Dealing with separate property at p. 96 he observes: "Where the acquirer is a member of a joint family, one test of separate property is that it should not be ancestral. Another is that it should have been acquired without the aid of joint family property (ancestral or otherwise) or without detriment to the father's estate or patrimony as the texts put it."
 
Mulla in his 'Principles of Hindu Law', 10th Edn., observes at p. 241 : "Property jointly acquired by the members of a joint family with the aid of ancestral property is joint family property."
 
At p. 257, dealing with separate property, he states: "The income of a member of a joint family is his separate property if
 
(a) it has been obtained by his own exertions, and 
(b) without any detriment to the father's estate, that is, without the aid of joint family property. But it is joint family property if it has been earned at the expense of the joint family property."
 
Mayne, in his book on 'Hindu Law and Usage', 10th Edn., on p. 352, after referring to the texts some of which have been referred to above, proceeds to state: "The test of self-acquisition is that it should be without detriment to the father's estate. Accordingly all acquisitions made by co-parcener or co-parceners with the aid of the joint estate becomes joint family property."
 
Ghosh, in his book on 'Hindu Law, 3rd Edn., Vol. I, at p. 404, says: "Property purchased with the income of the proceeds of the sale of ancestral property or with the ancestral moveables or with money borrowed on the security of ancestral property as well as any accretion to or improvement to an ancestral property by the efforts of one member have all the incidents of ancestral property attached to it."
 
Everyone thus appears to be agreed that before an acquisition can be claimed to be separate property it must be shown that it was made without any aid or assistance from the ancestral or family property. If the aid of the family property was employed for acquiring the property it must be shared by all the members of the family.
 
It will be noticed that in the original texts as well as in the various commentaries the expressions 'without detriment to the father's estate', 'without the use of father's goods', 'without prejudice to the ancestral property', 'by means of paternal wealth', 'without use of patrimony' and 'without the aid or assistance of ancestral or joint family property' are all unqualified by any word showing that the aid, use or detriment to the ancestral property was intended to be substantial before it could give to the acquired property the character of joint family property.
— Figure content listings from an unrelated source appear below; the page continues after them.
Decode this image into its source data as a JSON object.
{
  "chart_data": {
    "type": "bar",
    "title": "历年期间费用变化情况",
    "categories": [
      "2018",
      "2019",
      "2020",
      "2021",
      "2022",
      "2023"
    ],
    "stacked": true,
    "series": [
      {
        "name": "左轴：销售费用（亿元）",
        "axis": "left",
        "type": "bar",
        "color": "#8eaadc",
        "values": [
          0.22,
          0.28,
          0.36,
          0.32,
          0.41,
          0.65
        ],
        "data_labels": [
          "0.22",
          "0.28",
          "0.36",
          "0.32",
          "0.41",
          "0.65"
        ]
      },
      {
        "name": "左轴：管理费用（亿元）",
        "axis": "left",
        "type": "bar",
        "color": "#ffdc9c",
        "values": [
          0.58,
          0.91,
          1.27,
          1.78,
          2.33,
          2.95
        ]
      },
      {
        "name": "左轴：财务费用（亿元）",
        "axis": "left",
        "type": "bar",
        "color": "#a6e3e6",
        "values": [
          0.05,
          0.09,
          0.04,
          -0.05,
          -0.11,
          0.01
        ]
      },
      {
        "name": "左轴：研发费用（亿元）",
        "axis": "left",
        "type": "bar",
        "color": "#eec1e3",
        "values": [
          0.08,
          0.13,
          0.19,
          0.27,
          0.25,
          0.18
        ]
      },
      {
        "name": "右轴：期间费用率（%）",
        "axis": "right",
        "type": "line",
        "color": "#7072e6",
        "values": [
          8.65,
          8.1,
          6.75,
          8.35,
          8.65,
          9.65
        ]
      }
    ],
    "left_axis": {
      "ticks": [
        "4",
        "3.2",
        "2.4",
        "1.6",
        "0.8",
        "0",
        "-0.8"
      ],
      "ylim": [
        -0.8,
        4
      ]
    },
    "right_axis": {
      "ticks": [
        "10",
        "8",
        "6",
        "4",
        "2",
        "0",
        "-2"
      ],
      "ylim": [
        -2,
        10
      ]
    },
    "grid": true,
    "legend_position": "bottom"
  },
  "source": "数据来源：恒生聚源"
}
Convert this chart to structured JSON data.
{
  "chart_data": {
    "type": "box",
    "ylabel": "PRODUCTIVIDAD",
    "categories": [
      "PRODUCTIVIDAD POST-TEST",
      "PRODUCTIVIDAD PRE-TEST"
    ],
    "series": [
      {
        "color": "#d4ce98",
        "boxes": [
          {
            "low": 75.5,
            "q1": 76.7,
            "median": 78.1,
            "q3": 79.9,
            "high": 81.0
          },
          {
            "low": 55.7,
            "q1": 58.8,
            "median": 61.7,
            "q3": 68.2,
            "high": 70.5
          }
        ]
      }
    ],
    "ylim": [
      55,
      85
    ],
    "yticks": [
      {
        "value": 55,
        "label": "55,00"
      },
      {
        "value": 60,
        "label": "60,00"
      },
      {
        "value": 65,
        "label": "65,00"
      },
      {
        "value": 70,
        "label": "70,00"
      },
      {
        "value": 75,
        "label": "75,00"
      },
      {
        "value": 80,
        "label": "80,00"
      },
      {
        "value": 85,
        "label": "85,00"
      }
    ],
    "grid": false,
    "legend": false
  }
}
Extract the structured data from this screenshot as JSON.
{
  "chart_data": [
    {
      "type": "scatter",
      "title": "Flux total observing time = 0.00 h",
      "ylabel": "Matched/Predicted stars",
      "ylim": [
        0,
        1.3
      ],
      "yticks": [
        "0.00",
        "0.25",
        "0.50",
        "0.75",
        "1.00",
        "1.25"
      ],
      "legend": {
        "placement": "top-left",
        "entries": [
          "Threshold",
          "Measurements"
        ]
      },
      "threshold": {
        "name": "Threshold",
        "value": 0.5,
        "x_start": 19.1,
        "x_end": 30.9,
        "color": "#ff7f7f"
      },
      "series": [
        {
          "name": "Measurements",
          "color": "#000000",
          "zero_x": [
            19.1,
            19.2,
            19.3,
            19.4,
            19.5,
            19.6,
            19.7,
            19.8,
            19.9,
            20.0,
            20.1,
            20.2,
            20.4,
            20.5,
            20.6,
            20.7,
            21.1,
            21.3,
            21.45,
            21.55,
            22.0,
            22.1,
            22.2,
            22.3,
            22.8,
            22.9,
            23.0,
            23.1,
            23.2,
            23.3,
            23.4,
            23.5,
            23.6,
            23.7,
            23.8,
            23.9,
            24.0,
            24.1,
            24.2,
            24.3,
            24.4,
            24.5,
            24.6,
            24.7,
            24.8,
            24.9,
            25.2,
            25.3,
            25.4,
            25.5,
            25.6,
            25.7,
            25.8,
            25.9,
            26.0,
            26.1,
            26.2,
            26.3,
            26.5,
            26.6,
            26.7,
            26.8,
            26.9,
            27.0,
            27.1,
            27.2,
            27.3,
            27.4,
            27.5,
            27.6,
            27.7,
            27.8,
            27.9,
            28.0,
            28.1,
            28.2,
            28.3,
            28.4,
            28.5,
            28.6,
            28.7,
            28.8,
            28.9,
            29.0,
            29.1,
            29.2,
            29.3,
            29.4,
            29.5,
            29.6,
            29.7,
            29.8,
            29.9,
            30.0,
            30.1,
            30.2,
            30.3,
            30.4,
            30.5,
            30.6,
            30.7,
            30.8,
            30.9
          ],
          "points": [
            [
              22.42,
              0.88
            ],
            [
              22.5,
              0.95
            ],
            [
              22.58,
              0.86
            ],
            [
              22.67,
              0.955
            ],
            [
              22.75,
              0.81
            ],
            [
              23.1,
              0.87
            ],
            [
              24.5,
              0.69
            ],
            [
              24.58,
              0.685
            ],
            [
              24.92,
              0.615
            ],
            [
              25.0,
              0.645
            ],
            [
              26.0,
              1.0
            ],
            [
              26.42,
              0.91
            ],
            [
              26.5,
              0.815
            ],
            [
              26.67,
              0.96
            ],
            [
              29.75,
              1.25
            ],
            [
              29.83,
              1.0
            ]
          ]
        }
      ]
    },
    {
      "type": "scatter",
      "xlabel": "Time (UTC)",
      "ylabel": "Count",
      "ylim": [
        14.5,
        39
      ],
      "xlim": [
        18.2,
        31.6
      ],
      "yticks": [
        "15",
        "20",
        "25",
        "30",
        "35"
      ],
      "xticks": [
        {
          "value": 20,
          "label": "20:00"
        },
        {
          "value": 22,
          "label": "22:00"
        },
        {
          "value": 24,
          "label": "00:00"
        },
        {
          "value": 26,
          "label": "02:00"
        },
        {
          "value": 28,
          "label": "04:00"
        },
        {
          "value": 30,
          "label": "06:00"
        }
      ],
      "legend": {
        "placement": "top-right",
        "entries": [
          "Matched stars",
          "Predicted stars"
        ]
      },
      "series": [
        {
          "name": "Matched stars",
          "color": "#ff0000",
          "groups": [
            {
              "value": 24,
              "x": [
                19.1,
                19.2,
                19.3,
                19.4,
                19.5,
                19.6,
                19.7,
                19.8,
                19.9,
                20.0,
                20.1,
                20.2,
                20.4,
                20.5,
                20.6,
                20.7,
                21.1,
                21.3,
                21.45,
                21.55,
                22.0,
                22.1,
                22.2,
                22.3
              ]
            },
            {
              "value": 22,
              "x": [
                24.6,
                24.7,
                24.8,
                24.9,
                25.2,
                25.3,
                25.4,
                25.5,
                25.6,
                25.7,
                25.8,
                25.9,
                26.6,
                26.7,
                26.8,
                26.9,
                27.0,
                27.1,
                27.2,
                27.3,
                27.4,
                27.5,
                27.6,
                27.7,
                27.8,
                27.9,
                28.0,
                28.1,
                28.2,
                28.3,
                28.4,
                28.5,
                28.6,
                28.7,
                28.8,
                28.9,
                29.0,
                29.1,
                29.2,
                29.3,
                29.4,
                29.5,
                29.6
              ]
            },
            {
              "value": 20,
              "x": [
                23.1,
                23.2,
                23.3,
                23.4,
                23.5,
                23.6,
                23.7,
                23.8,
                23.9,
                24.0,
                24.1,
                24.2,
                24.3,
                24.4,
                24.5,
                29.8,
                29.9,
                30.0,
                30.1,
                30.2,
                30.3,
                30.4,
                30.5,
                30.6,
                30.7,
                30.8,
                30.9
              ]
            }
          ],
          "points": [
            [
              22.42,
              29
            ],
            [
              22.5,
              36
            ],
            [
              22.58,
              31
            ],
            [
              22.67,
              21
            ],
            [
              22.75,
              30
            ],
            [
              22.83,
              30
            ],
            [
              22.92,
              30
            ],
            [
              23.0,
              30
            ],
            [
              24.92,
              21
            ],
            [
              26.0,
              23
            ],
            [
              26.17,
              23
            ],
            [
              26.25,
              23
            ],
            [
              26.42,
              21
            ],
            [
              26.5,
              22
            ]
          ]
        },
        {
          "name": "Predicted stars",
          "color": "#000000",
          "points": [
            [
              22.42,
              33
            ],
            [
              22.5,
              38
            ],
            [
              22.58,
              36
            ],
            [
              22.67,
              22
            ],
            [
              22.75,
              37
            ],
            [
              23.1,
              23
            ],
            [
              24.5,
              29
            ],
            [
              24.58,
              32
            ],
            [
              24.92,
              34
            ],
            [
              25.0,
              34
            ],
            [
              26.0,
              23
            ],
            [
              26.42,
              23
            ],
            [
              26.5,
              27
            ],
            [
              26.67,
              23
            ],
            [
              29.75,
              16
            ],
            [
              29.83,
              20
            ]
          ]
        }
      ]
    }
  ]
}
In his 'Outlines of the History of the Hindu Law of Partition, Inheritance and Adoption' (Tagore's Law Lectures, 1883), Dr. Julius Jolly observes at p. 97:
 
"It follows from the very nature of the joint family system that every ordinary acquisition becomes joint, no matter how much or how little each individual member of the family may have contributed to its being made. Supposing one co-parcener to have exerted himself far more than the others in the cultivation of the family estate, still the oxen and the plough and the field would be joint and the produce of his labour must need be joint as well."
 
In his 'Joint Property and Partition in British India' (Tagore Law Lectures, 1895-96), Sri Ram Charan Mitra states on p. 43:
 
'What would amount to an expenditure of patrimony so as to make the acquisition ancestral property was considered in Purtab Bahadur v. Tilukdhario 1807-1 Select Rep. 236 (C), and the principles laid down were that 'of several brothers living together in family partnership should one acquire property by means of funds common to the whole, the property so acquired belongs jointly to ail the brothers. Should, however, the means of acquisition, drawn from the joint fund, be of little consideration, and the personal exertions considerable, two Shares belong to the acquirer and one to each of the other brothers."